David Van Buren, the acting Air Force weapons buyer, said in May that the $6 billion Joint Air-to-Surface Standoff Missile (JASSM) program faces termination if Lockheed Martin does not fix problems that have caused the weapon repeatedly to fail to detonate on impact. The service plans to conduct a series of flight tests later this summer that are expected to inform a decision on the program’s future.
In the meantime, Lockheed Martin has funded an effort to replace components thought to be responsible for the flight test “anomalies” on existing missiles, Alan Jackson, Lockheed Martin’s program director for JASSM, told sister publication Defense Daily.

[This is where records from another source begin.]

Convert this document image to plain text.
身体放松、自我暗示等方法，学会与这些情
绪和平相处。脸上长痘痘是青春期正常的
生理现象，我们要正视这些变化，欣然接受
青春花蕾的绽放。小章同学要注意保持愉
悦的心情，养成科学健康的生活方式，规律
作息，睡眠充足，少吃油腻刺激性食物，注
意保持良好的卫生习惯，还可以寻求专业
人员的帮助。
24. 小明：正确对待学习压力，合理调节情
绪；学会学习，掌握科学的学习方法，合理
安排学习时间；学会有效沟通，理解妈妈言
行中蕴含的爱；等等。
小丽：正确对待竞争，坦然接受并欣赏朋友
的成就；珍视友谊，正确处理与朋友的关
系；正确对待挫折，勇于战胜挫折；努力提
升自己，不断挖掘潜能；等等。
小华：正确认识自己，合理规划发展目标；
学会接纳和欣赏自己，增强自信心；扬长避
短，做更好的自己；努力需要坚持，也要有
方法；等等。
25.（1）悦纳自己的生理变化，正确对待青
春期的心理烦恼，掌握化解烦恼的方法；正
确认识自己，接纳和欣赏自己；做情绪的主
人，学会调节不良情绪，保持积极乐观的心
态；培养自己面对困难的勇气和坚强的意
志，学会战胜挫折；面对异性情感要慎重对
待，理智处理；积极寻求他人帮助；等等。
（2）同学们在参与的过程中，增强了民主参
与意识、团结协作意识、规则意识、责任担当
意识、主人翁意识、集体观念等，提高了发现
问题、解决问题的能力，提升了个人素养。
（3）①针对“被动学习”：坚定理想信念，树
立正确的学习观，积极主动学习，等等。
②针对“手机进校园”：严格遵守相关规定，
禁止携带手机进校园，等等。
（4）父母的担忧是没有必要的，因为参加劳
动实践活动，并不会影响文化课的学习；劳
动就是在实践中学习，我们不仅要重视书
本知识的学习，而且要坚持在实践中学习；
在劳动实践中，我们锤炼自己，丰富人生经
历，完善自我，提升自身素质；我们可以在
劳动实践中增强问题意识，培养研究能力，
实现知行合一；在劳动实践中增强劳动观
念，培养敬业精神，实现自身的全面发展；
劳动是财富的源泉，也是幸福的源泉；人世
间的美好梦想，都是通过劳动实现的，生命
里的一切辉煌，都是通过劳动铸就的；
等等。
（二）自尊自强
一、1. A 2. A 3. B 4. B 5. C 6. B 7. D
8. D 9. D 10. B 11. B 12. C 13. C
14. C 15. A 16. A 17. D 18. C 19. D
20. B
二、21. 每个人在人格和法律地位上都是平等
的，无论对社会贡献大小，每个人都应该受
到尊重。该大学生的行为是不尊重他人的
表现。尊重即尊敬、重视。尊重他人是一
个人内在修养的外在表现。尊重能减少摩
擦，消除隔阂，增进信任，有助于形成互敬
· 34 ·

In a telephone interview last week, Jackson said that Lockheed Martin is also scrutinizing the work of its subcontractors more closely. He added, however, that flight test problems have not led the company to change any of its component providers.
He declined to provide cost details for the retrofits and other improvements to the missile.
Four JASSM missiles tested in November and January did not detonate on impact, diminishing the program’s reliability in testing to 79 percent, according to Air Force officials. The service’s ultimate testing reliability goal is set at 90 percent.
Jackson expressed optimism that the upcoming tests will yield positive results.
“We feel very confident that our improvements will pay off and that this summer’s testing will go very well,” he said.
Meanwhile, the company was awarded a $23 million contract on Monday for production of 12 JASSM-Extended Range (ER) variant missiles for flights tests. Six of the missiles will be used to complete the development test flight program, with the remaining six to be used in operational tests.
“These tests will demonstrate the maturity of the JASSM-ER design, and support the Milestone C decision to proceed with low rate initial production of the missile,” Jackson said.
The JASSM-ER flight tests will be launched from a B-1B aircraft. JASSM-ER has succeeded in all four of the developmental flight tests undertaken to date. The JASSM-ER will be compatible with the B-1B, as well as the B-2, B-52 and F-16.
Jackson said the JASSM-ER order demonstrates the Air Force’s commitment to the program as a whole.
The program has encountered cost and schedule problems in the past, but the Pentagon has consistently maintained that it has no alternative for the 2,000-pound, long-range, precision missile.
The conventional variant was declared combat-ready five years ago and has been deployed in combat.
Australia Optimistic On JASSM Buy
Air Marshal Mark Binskin, the chief of the Royal Australian Air Force, last week expressed optimism about the planned integration of the Lockheed Martin [LMT] Joint Air-to-Surface Standoff Missile (JASSM) on the country’s older Hornets.
“We’re fully aware of the issues that are happening with the program,” he told reporters at a press conference at a Boeing facility in St. Louis. “But we still see it as the weapon we want to put on the classic Hornets.
U.S. Air Force officials have said the stealth cruise missile program is in danger of termination if it does not pass reliability tests scheduled for later this summer.
“I’m confident with where it’s going at the moment,” Binskin added, “but we’ll just have to wait and see.”